I recently finished reading Marc Eliot’s Jimmy Stewart: A Biography. Because I was reading it, I also watched a lot of Jimmy Stewart movies, which I’ve posted about before. Now I’m reading (or, rather, re-reading) Eliot’s Cary Grant: A Biography.
In many ways, you couldn’t find two actors more different. For example, one was a pretty straight-laced American, almost a poster child for the 1940s, 1950s middle-America image of what a man should be.
That would be Jimmy Stewart.
The other was bisexual (despite his famous romantic image), had a long term relationship with another well-known male actor, and was British.
That would be Cary Grant.
They had one thing in common though: Alfred Hitchcock. Both actors did some of their best work, if not the best work of their careers, with Hitchcock.

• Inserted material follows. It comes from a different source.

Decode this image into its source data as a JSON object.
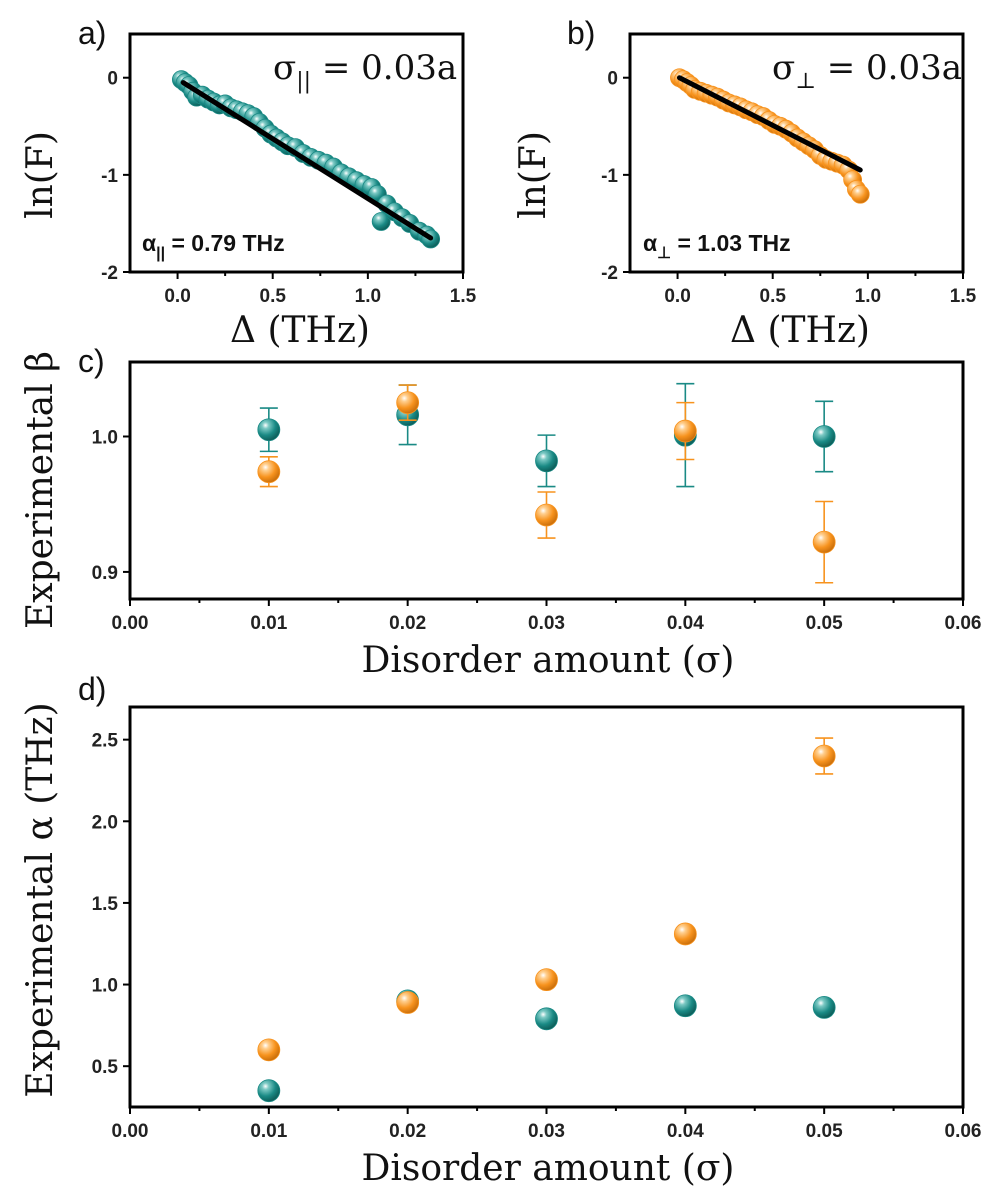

Their differences, however, are likely why Hitchcock used them and in many ways those differences defined how he used them (and why).
Last night I watched North by Northwest and remembered that Jimmy Stewart had wanted to be in the movie (having recently done Rear Window, The Man Who Knew Too Much and Vertigo with Hitchcock) but didn’t get the part – Hitchcock didn’t want him. He wanted Grant. (The director waited to pick his lead until Stewart was involved, and obligated to, Bell, Book and Candle, so he could use that as an excuse for not choosing Stewart, so as to soften the blow – they were friends.)
So in the Hitchcock movies, what is the difference between Stewart and Grant? Why did it make a difference to him? Just a whim?
Nope. Each represents something different, a way Hitchcock wants the audience to relate and think about his lead actor. Put succinctly: Stewart is everyman, Grant is fantasy. Stewart is the guy you relate to as yourself, Grant is the guy you relate to as the man you would like to be. In a way, it’s reality on one hand, image on the other.
Each actor did four movies with Alfred Hitchcock. In both cases, Hitchcock made at least one masterpiece (in my opinion). With Stewart, it was Vertigo. With Grant, it was North by Northwest. The former is a kind of study of men, image and reality, and how the unconscious buggers us up. The latter is a kind of study too except it’s more like a master class in filmmaking, in how to get an audience, hold an audience and make one of the most entertaining movies ever through a masterful plot perfectly executed.
You could say Cary Grant’s character is an everyman in North by Northwest, and on the surface that is true. He certainly is in terms of the story on the page. However, when you cast Cary Grant (which you have to believe was a very deliberate, thought-through choice), you don’t have an everyman. You have Cary Grant, an image even Cary Grant said he couldn’t be. On the other hand, when you cast Jimmy Stewart you’re casting an average guy, a run-of-the-mill schmo, an everyman.
(As a not particularly related aside, Cary Grant and Jimmy Stewart appeared in at least one movie together, 1940′s The Philadelphia Story.)